IS231A, a close relative of IS10, provides another example of a transposition system where transposition into a particular sequence is highly dependent on sequences flanking the consensus site. For IS231A, a hotspot for transposition is composed of the consensus sequence flanked by segments which have the potential to bend in opposite directions. This bending is thought to contribute to the formation of a stable target complex (Hallet et al., 1994). Additionally, for some type II restriction endonucleases, flanking DNA can also have strong effects on cognate site usage. In the case of EcoRI, phosphate‐specific protein–DNA contacts have been identified in flanking DNA. These contacts facilitate the formation of base‐specific contacts by helping to anchor and orient protein recognition elements within the major groove and to stabilize the kinked DNA conformation within the complex. Since the DNA conformation is important for catalysis, it is apparent that in this system the flanking DNA sequence is important for both EcoRI binding to its cognate site and catalysis (Lesser et al., 1990). We suggest that interactions between transposase and flanking DNA perform a similar anchoring role in the formation of a stable target capture complex; however, it remains to be established if such interactions contribute to catalysis as well.

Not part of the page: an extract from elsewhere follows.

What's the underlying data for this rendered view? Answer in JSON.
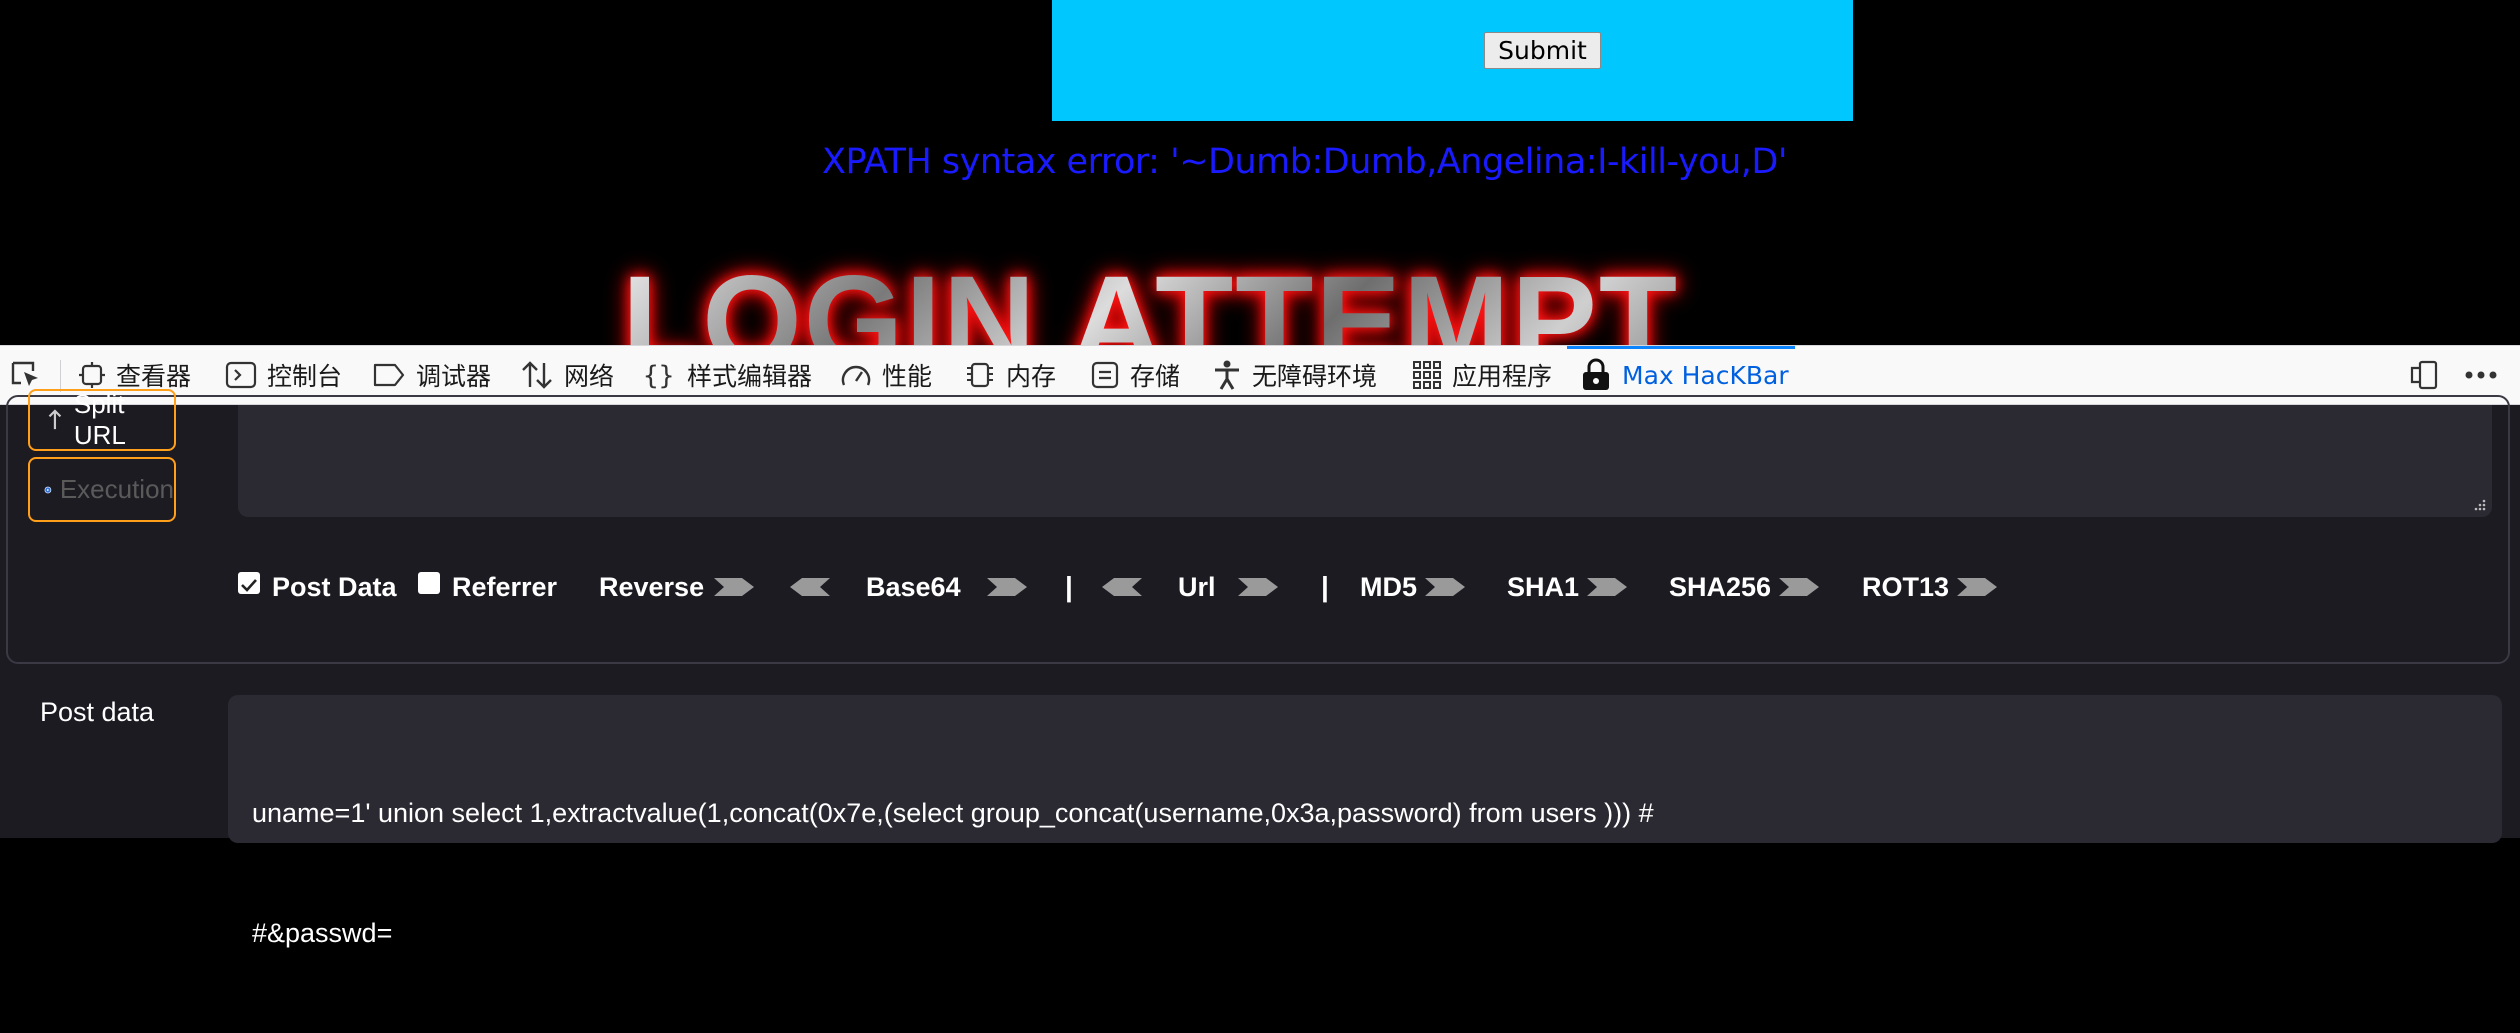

Role of divalent metal ions and DDE motif in target selection
In protein–DNA transactions which are dependent upon divalent metal ions, binding of the protein to its cognate site may or may not be divalent metal ion dependent. The restriction endonuclease EcoRV provides an example of a DNA cleavage reaction in which cognate site binding is dependent on a divalent metal ion (Jeltsch et al., 1995; Kostrewa and Winkler, 1995), while EcoRI provides an example where cognate site binding is not dependent on a divalent metal ion (Vipond et al., 1995). Our analysis shows that in Tn10 transposition, divalent metal ions are not required for target site selection; however, they can facilitate usage of a suboptimal target sequence.

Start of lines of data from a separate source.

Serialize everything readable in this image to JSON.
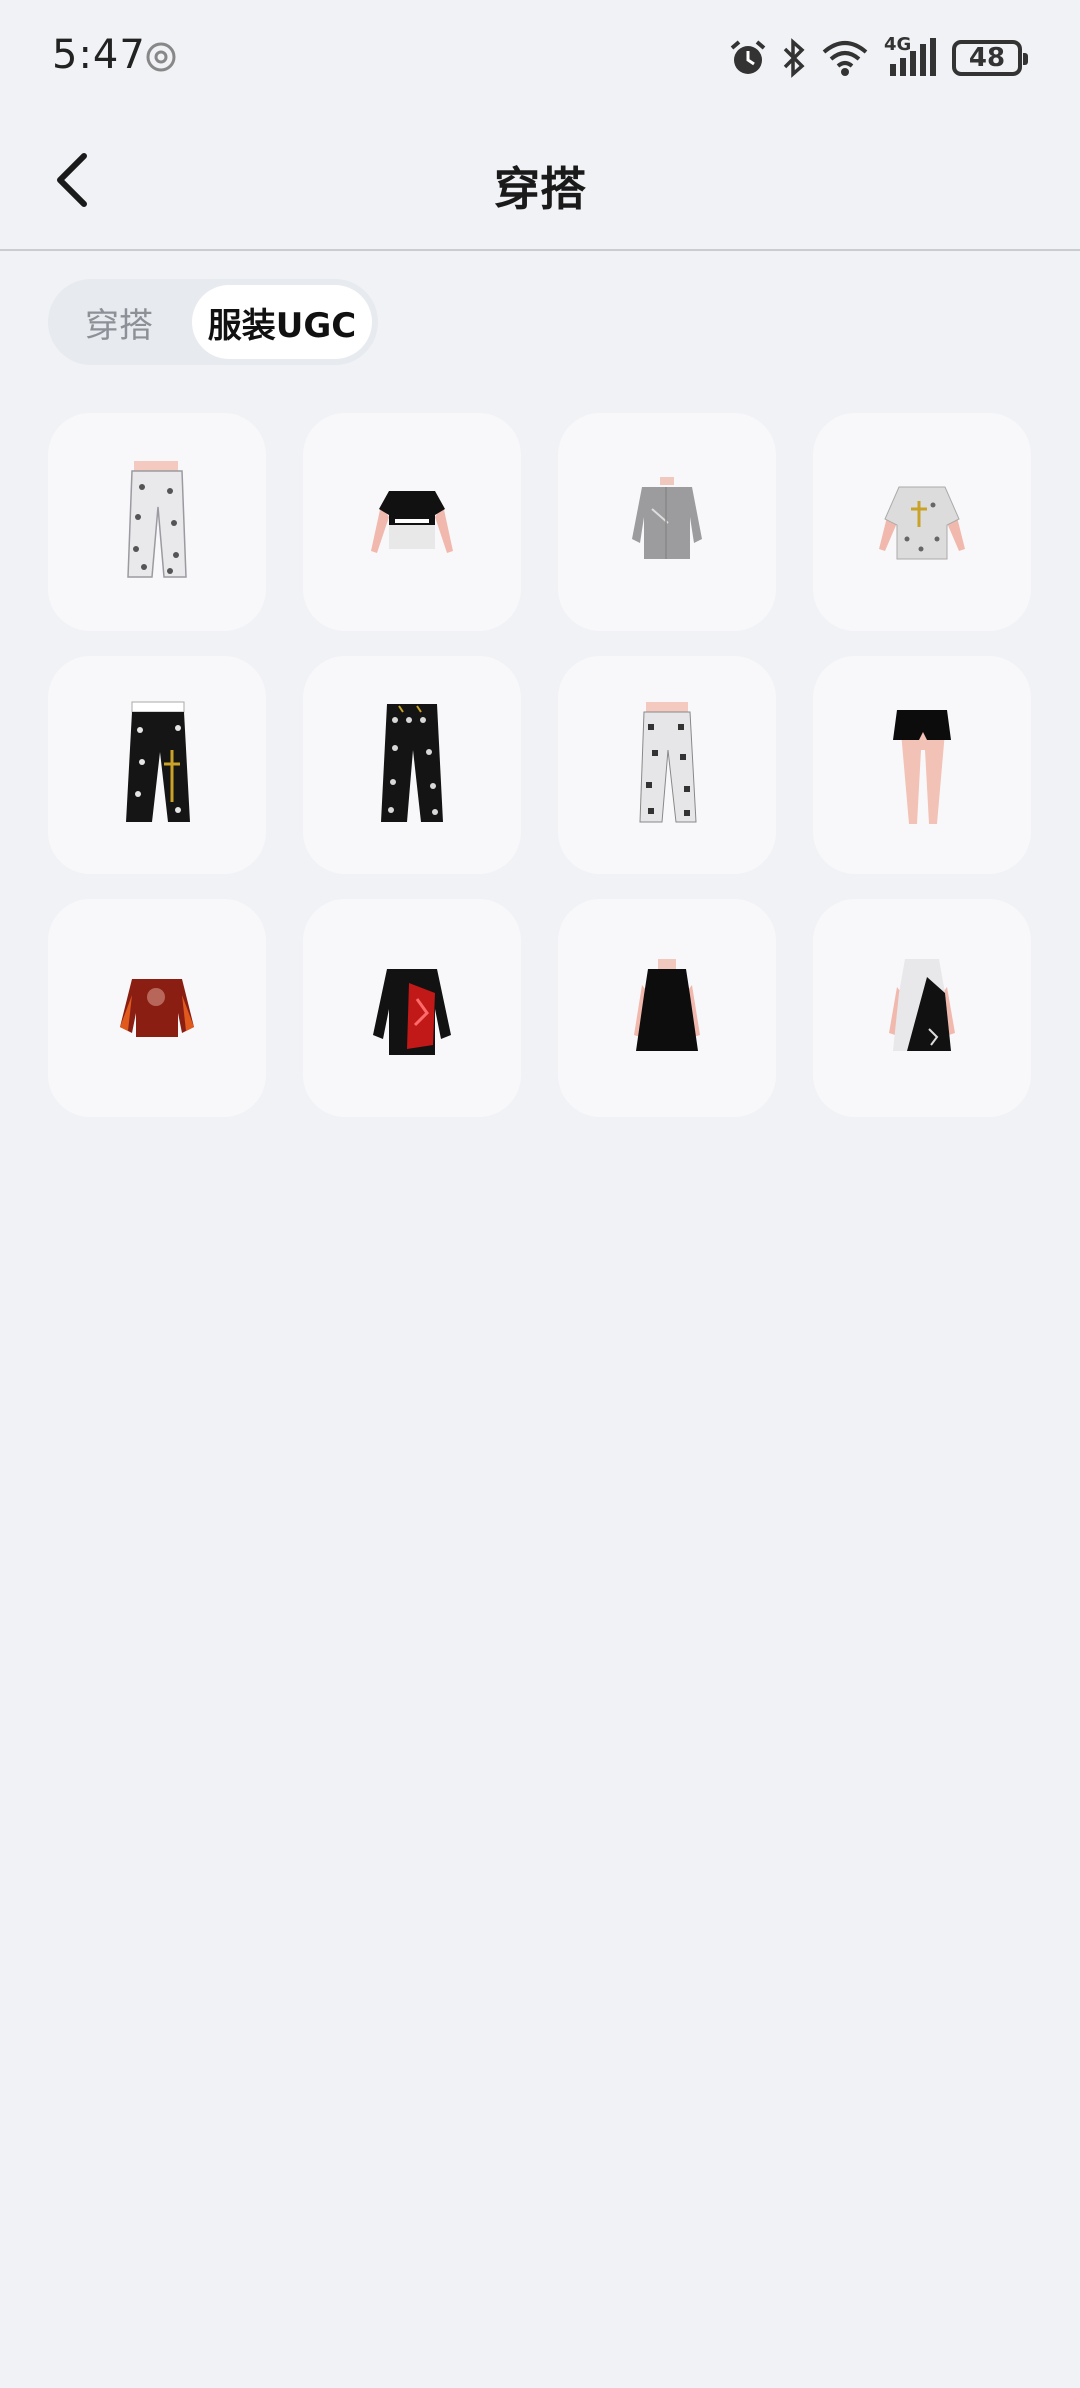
{
  "status_bar": {
    "time": "5:47",
    "network": "4G",
    "battery": "48"
  },
  "header": {
    "title": "穿搭"
  },
  "tabs": [
    {
      "label": "穿搭",
      "active": false
    },
    {
      "label": "服装UGC",
      "active": true
    }
  ],
  "items": [
    {
      "icon": "white-patterned-pants-icon"
    },
    {
      "icon": "black-white-tshirt-icon"
    },
    {
      "icon": "gray-jacket-icon"
    },
    {
      "icon": "white-print-shirt-icon"
    },
    {
      "icon": "black-patterned-pants-icon"
    },
    {
      "icon": "black-print-pants-icon"
    },
    {
      "icon": "white-pattern-pants-icon"
    },
    {
      "icon": "black-shorts-icon"
    },
    {
      "icon": "red-top-icon"
    },
    {
      "icon": "black-red-coat-icon"
    },
    {
      "icon": "black-dress-icon"
    },
    {
      "icon": "black-white-dress-icon"
    }
  ]
}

How might divalent metal ions influence target site selection? Considering the direct role that divalent metal ions play in catalysis in a number of phosphoryl transfer reactions (Beese and Steitz, 1991; Kostrewa and Winkler, 1995) and the expectation that divalent metal ions also participate directly in catalysis in Tn10 transposition (Bolland and Kleckner, 1996; Junop and Haniford, 1996; Kennedy and Haniford, 1996; J.Allingham and D.Haniford, unpublished), one possibility is that divalent metal ions provide bridging interactions between transposase and a target site. In the situation where suboptimal contacts are made between transposase and a target site, additional contacts mediated by divalent metal ions could provide an important stabilizing effect. Alternatively, the divalent metal ion might be acting entirely at the protein level, helping to stabilize a conformation of transposase in which protein determinants for stable target binding are positioned optimally. We cannot distinguish between these possibilities at the present time. However, our observation that mutations in catalytic residues implicated in divalent metal ion binding block TC‐25 formation indicates that the DDE motif can play an important role in target site selection.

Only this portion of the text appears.